The annual carbon dioxide cycle in a montane soil: Observations, modeling, and implications for weathering

Abstract

Profiles of CO₂concentrations in soil and snow, soil respiration, soil and snow temperatures, and shallow groundwater chemistry were monitored from March 1984 to July 1985 in a montane region near Brighton, Utah. Significant seasonal variations in the concentrations of CO₂in soil and snow occurred, and two principal rise‐decline cycles were observed. During the first cycle the concentration of soil CO₂at 35 cm rose from 4200 ppmv in July to a maximum of 12,400 ppmv in August and then declined to 4300 ppmv by October. This cycle is attributed to the changing production rate of soil CO₂during the growing season. During the second cycle the concentration of CO₂at 35 cm began to rise in November, reached a maximum of 7200 ppmv in early spring, and quickly declined to 3200 ppmv by late spring shortly after the snow cover had melted. This cycle is attributed to deterioration in the exchange of CO₂between the soil and atmosphere due to a deep snowpack.
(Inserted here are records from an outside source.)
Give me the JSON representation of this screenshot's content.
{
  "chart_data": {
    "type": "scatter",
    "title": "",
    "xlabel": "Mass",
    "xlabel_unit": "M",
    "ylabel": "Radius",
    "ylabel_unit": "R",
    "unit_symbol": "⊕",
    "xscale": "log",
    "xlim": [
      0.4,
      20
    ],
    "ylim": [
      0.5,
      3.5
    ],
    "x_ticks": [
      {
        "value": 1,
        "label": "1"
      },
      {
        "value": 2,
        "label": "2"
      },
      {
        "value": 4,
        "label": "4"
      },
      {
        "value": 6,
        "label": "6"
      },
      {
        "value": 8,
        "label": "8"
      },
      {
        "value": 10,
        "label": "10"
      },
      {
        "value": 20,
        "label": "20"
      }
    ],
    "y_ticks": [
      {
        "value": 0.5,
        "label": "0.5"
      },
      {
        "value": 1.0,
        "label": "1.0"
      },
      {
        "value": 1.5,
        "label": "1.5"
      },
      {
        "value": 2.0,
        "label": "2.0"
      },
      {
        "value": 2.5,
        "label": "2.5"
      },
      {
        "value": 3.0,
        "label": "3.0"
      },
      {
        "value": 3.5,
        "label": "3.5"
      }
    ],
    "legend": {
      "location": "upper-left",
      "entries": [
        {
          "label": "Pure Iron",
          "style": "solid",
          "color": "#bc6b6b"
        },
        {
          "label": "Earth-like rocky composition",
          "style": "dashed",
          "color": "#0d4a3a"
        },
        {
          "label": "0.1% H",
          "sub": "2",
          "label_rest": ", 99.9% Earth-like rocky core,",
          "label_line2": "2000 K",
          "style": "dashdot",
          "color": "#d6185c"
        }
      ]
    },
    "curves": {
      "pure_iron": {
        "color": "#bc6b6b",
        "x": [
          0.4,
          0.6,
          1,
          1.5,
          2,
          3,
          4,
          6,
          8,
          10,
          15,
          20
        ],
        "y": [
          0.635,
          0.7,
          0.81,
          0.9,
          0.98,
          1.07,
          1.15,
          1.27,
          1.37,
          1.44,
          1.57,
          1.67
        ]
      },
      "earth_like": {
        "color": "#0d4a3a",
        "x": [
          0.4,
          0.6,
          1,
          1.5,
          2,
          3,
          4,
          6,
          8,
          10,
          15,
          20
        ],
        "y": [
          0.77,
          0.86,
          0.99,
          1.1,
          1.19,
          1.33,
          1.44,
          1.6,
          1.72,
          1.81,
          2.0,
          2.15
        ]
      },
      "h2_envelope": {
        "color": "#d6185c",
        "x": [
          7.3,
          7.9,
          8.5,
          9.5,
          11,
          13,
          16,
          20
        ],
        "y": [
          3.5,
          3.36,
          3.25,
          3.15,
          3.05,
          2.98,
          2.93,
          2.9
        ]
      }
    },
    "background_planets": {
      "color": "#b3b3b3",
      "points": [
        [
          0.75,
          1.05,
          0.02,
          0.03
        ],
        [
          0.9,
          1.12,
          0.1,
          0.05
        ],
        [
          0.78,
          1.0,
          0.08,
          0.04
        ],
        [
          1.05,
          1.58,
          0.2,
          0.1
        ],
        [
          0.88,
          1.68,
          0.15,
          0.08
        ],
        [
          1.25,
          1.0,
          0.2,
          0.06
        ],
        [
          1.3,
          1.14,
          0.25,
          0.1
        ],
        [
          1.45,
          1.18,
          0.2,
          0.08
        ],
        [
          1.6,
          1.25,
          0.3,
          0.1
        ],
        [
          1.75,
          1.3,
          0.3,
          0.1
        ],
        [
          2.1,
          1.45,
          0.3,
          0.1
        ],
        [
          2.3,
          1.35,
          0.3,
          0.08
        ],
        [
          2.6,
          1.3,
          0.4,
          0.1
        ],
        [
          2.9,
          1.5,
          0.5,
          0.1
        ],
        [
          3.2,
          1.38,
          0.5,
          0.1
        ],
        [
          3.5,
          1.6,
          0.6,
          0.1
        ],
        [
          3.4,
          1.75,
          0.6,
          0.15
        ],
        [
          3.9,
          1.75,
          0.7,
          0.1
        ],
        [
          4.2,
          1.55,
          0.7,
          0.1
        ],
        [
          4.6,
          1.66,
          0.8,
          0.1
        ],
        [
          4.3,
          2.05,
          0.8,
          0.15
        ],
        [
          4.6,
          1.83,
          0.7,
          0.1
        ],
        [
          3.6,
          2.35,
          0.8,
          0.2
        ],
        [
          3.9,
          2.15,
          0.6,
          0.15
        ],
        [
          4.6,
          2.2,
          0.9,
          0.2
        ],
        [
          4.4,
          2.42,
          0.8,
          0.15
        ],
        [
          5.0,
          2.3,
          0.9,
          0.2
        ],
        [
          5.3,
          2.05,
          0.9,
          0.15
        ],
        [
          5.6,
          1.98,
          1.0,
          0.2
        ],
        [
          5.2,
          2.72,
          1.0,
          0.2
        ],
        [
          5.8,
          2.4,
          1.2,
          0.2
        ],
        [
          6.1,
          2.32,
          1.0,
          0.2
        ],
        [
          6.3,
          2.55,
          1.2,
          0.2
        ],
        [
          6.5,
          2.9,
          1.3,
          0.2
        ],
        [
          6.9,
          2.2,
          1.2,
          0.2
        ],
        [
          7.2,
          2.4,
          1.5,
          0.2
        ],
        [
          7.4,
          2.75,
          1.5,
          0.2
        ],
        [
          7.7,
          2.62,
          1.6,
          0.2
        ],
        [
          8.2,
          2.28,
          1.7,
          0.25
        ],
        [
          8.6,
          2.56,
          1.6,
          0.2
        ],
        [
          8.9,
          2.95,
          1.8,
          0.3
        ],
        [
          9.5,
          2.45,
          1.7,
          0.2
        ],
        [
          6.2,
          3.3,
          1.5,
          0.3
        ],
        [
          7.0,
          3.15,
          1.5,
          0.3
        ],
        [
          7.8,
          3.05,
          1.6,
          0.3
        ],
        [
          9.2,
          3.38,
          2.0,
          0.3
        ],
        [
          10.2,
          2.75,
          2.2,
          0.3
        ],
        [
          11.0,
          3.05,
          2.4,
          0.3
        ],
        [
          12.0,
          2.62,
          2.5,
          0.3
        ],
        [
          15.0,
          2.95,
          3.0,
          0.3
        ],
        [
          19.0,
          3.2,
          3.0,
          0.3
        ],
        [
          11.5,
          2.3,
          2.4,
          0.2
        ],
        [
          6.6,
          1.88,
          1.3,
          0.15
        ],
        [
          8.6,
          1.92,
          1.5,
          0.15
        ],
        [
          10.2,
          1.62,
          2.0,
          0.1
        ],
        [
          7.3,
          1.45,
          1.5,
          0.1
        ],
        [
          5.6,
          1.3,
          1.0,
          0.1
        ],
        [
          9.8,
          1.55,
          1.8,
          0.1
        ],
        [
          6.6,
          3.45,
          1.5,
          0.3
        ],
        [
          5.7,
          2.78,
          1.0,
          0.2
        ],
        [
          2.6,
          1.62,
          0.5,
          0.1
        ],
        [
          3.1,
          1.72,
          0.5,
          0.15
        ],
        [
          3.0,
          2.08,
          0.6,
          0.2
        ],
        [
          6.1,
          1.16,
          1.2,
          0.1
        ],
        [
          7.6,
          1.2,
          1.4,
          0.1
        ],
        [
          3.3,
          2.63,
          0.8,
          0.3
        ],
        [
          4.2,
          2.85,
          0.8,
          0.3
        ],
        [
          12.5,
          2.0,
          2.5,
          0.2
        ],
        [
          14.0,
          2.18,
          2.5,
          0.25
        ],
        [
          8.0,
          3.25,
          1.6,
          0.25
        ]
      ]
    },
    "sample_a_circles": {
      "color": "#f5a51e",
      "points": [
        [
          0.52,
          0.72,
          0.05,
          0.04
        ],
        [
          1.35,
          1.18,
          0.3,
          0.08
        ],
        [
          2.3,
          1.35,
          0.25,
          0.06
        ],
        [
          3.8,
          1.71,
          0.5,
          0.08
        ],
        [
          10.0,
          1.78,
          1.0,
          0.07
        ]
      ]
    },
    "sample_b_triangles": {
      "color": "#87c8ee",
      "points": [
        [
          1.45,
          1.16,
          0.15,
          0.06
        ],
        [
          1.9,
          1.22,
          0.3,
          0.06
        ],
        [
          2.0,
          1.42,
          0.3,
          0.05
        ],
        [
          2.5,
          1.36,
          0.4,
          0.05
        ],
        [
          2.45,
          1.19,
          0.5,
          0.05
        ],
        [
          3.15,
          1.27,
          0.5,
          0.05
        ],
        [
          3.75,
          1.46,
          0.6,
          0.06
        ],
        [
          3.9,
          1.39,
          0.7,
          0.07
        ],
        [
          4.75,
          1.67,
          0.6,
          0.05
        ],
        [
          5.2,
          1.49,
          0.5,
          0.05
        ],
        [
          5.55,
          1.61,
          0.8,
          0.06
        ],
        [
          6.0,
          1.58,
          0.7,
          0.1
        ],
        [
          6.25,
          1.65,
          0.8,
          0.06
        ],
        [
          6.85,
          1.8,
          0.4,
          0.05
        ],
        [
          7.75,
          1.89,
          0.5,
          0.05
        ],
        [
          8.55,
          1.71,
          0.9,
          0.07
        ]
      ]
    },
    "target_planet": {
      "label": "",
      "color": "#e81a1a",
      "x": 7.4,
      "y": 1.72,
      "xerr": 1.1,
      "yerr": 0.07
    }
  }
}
A model based on Pick's second law of diffusion was developed to account for the temporal and spatial distribution of soil CO₂. The model predicts that soil CO₂at 35 cm is increased by as much as 15 times due to the deep snowpack. The elevated concentration of soil CO₂, abundance of water, and above‐freezing soil temperatures imply that significant soil weathering occurs during the winter in montane regions.